A weak cold front is going to approach the region today. The front may never make it across the area before it washes out, but it will help to trigger some strong to severe thunderstorms across parts of the region today. Right now, it looks like the most likely area for strong storms is from southeastern Connecticut into Rhode Island and southeastern Massachusetts. The most likely time for the storms in this area is from 11am to 3pm,, though some storms may continue through about 7pm.

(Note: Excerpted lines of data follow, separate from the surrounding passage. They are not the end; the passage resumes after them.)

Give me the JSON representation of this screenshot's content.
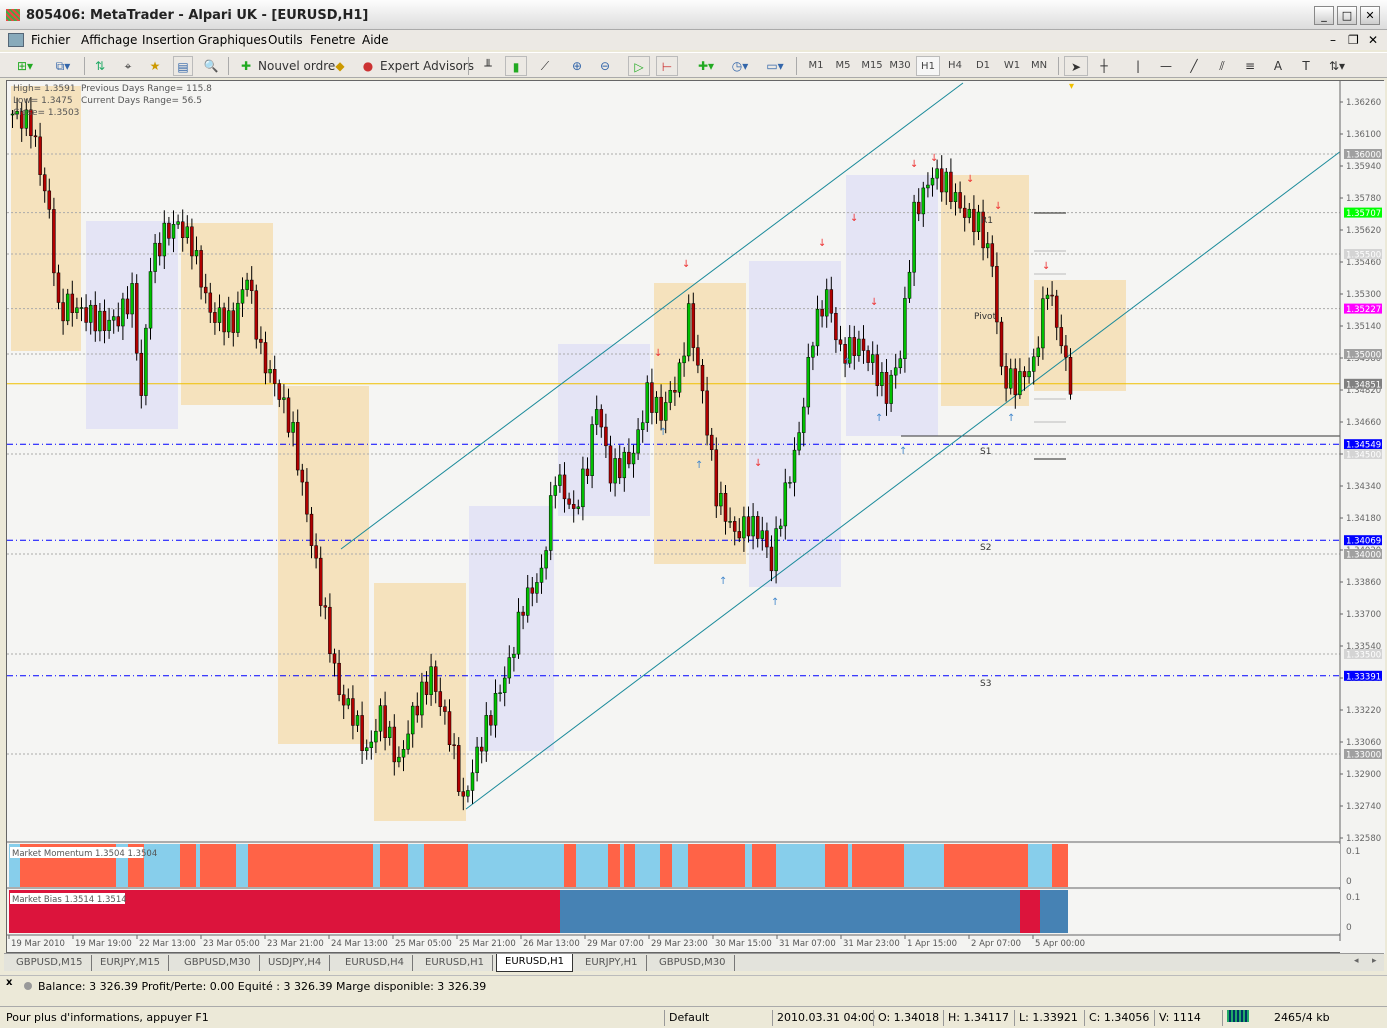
{
  "window": {
    "title": "805406: MetaTrader - Alpari UK - [EURUSD,H1]",
    "minimize": "_",
    "maximize": "□",
    "close": "✕"
  },
  "menu": [
    "Fichier",
    "Affichage",
    "Insertion",
    "Graphiques",
    "Outils",
    "Fenetre",
    "Aide"
  ],
  "toolbar": {
    "new_order": "Nouvel ordre",
    "expert_advisors": "Expert Advisors",
    "timeframes": [
      "M1",
      "M5",
      "M15",
      "M30",
      "H1",
      "H4",
      "D1",
      "W1",
      "MN"
    ],
    "active_timeframe": "H1"
  },
  "info": {
    "high": "High= 1.3591",
    "low": "Low= 1.3475",
    "close": "Close= 1.3503",
    "prev_range": "Previous Days Range= 115.8",
    "cur_range": "Current Days Range= 56.5"
  },
  "levels": {
    "r1": "R1",
    "pivot": "Pivot",
    "s1": "S1",
    "s2": "S2",
    "s3": "S3"
  },
  "chart_data": {
    "type": "candlestick",
    "symbol": "EURUSD,H1",
    "ylim": [
      1.325,
      1.3634
    ],
    "price_ticks": [
      "1.36260",
      "1.36100",
      "1.35940",
      "1.35780",
      "1.35620",
      "1.35460",
      "1.35300",
      "1.35140",
      "1.34980",
      "1.34820",
      "1.34660",
      "1.34500",
      "1.34340",
      "1.34180",
      "1.34020",
      "1.33860",
      "1.33700",
      "1.33540",
      "1.33380",
      "1.33220",
      "1.33060",
      "1.32900",
      "1.32740",
      "1.32580"
    ],
    "price_labels": [
      {
        "value": "1.36000",
        "color": "#a0a0a0"
      },
      {
        "value": "1.35707",
        "color": "#00ff00"
      },
      {
        "value": "1.35500",
        "color": "#d4d4d4"
      },
      {
        "value": "1.35227",
        "color": "#ff00ff"
      },
      {
        "value": "1.35000",
        "color": "#a0a0a0"
      },
      {
        "value": "1.34851",
        "color": "#808080"
      },
      {
        "value": "1.34549",
        "color": "#0000ff"
      },
      {
        "value": "1.34500",
        "color": "#d4d4d4"
      },
      {
        "value": "1.34069",
        "color": "#0000ff"
      },
      {
        "value": "1.34000",
        "color": "#a0a0a0"
      },
      {
        "value": "1.33500",
        "color": "#d4d4d4"
      },
      {
        "value": "1.33391",
        "color": "#0000ff"
      },
      {
        "value": "1.33000",
        "color": "#a0a0a0"
      }
    ],
    "close_path": [
      [
        0,
        1.362
      ],
      [
        4,
        1.3615
      ],
      [
        8,
        1.357
      ],
      [
        10,
        1.352
      ],
      [
        12,
        1.3525
      ],
      [
        16,
        1.352
      ],
      [
        20,
        1.3515
      ],
      [
        23,
        1.3518
      ],
      [
        26,
        1.353
      ],
      [
        28,
        1.3478
      ],
      [
        30,
        1.3545
      ],
      [
        33,
        1.356
      ],
      [
        36,
        1.3565
      ],
      [
        39,
        1.3555
      ],
      [
        43,
        1.352
      ],
      [
        48,
        1.3515
      ],
      [
        51,
        1.354
      ],
      [
        54,
        1.35
      ],
      [
        58,
        1.348
      ],
      [
        61,
        1.346
      ],
      [
        64,
        1.342
      ],
      [
        67,
        1.338
      ],
      [
        71,
        1.333
      ],
      [
        74,
        1.332
      ],
      [
        77,
        1.33
      ],
      [
        80,
        1.332
      ],
      [
        84,
        1.3295
      ],
      [
        87,
        1.332
      ],
      [
        91,
        1.334
      ],
      [
        95,
        1.331
      ],
      [
        98,
        1.3275
      ],
      [
        101,
        1.33
      ],
      [
        104,
        1.332
      ],
      [
        108,
        1.3345
      ],
      [
        111,
        1.3375
      ],
      [
        115,
        1.339
      ],
      [
        118,
        1.344
      ],
      [
        122,
        1.342
      ],
      [
        125,
        1.3445
      ],
      [
        127,
        1.3475
      ],
      [
        130,
        1.344
      ],
      [
        135,
        1.345
      ],
      [
        138,
        1.348
      ],
      [
        141,
        1.347
      ],
      [
        145,
        1.349
      ],
      [
        147,
        1.352
      ],
      [
        150,
        1.348
      ],
      [
        153,
        1.343
      ],
      [
        157,
        1.341
      ],
      [
        160,
        1.3415
      ],
      [
        163,
        1.341
      ],
      [
        165,
        1.3395
      ],
      [
        167,
        1.342
      ],
      [
        171,
        1.346
      ],
      [
        174,
        1.351
      ],
      [
        177,
        1.353
      ],
      [
        180,
        1.35
      ],
      [
        184,
        1.3505
      ],
      [
        187,
        1.3495
      ],
      [
        190,
        1.348
      ],
      [
        193,
        1.35
      ],
      [
        196,
        1.357
      ],
      [
        200,
        1.359
      ],
      [
        203,
        1.3585
      ],
      [
        207,
        1.357
      ],
      [
        210,
        1.3565
      ],
      [
        213,
        1.3545
      ],
      [
        215,
        1.349
      ],
      [
        218,
        1.3485
      ],
      [
        222,
        1.3495
      ],
      [
        225,
        1.3535
      ],
      [
        227,
        1.3515
      ],
      [
        230,
        1.3485
      ]
    ],
    "time_labels": [
      "19 Mar 2010",
      "19 Mar 19:00",
      "22 Mar 13:00",
      "23 Mar 05:00",
      "23 Mar 21:00",
      "24 Mar 13:00",
      "25 Mar 05:00",
      "25 Mar 21:00",
      "26 Mar 13:00",
      "29 Mar 07:00",
      "29 Mar 23:00",
      "30 Mar 15:00",
      "31 Mar 07:00",
      "31 Mar 23:00",
      "1 Apr 15:00",
      "2 Apr 07:00",
      "5 Apr 00:00"
    ],
    "momentum": {
      "label": "Market Momentum 1.3504 1.3504",
      "scale_top": "0.1",
      "scale_bottom": "0"
    },
    "bias": {
      "label": "Market Bias 1.3514 1.3514",
      "scale_top": "0.1",
      "scale_bottom": "0"
    },
    "colors": {
      "up": "#00c000",
      "down": "#b00000",
      "momentum_up": "#87ceeb",
      "momentum_down": "#ff6347",
      "bias_down": "#dc143c",
      "bias_up": "#4682b4",
      "current_price": "#f0c000"
    }
  },
  "tabs": [
    "GBPUSD,M15",
    "EURJPY,M15",
    "GBPUSD,M30",
    "USDJPY,H4",
    "EURUSD,H4",
    "EURUSD,H1",
    "EURUSD,H1",
    "EURJPY,H1",
    "GBPUSD,M30"
  ],
  "active_tab": 6,
  "terminal": {
    "close": "x",
    "text": "Balance: 3 326.39  Profit/Perte: 0.00  Equité : 3 326.39  Marge disponible: 3 326.39"
  },
  "status": {
    "help": "Pour plus d'informations, appuyer F1",
    "profile": "Default",
    "datetime": "2010.03.31 04:00",
    "open": "O: 1.34018",
    "high": "H: 1.34117",
    "low": "L: 1.33921",
    "close": "C: 1.34056",
    "volume": "V: 1114",
    "traffic": "2465/4 kb"
  }
}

The ingredients appear to be in place for some strong to severe thunderstorms to develop across the region. There are several different indices that meteorologists look at to help determine the risk for severe weather. We won’t confuse you with most of them, nor will we bore you with how they are derived. Most of these indices are indicating that the risk for today is real and significant. One of the parameters that we will share you you is called CAPE. That stands for Convective Available Potential Energy. It’s a measure of how unstable the atmosphere is, and how much “juice” is available to fuel the storms. It’s measured in joules per kilogram, and a value over 1000 means that the atmosphere is moderately unstable. If the values reach 2500 there is strong instability, and values over 4000 are indicative of extreme instability. as you can see in the map below, values of 2000-4000 (or more) are expected early this afternoon.
Any storms that do develop this afternoon will likely contain heavy downpours, strong winds, and hail. There is even a risk for an isolated tornado. With the heavy rain, flash flooding is also a risk. So, if you’ve got plans that involve outdoor activities, make sure you keep an eye to the sky.
So, things will be better on Sunday, right? Not so fast my friends. We’ll have an upper-level low pressure area dropping southward from Canada. So, not only will it be cooler, we’ll have some more showers and thunderstorms developing. We don’t expect most of these to become severe, but with cold air aloft, we’ll have some of these storms produce small hail across the area. This is similar to what happened last Saturday, when another upper-level low moved through. There were numerous reports of small hail across the region. So again, if you’ve got outdoor plans on Sunday, keep an eye to the sky.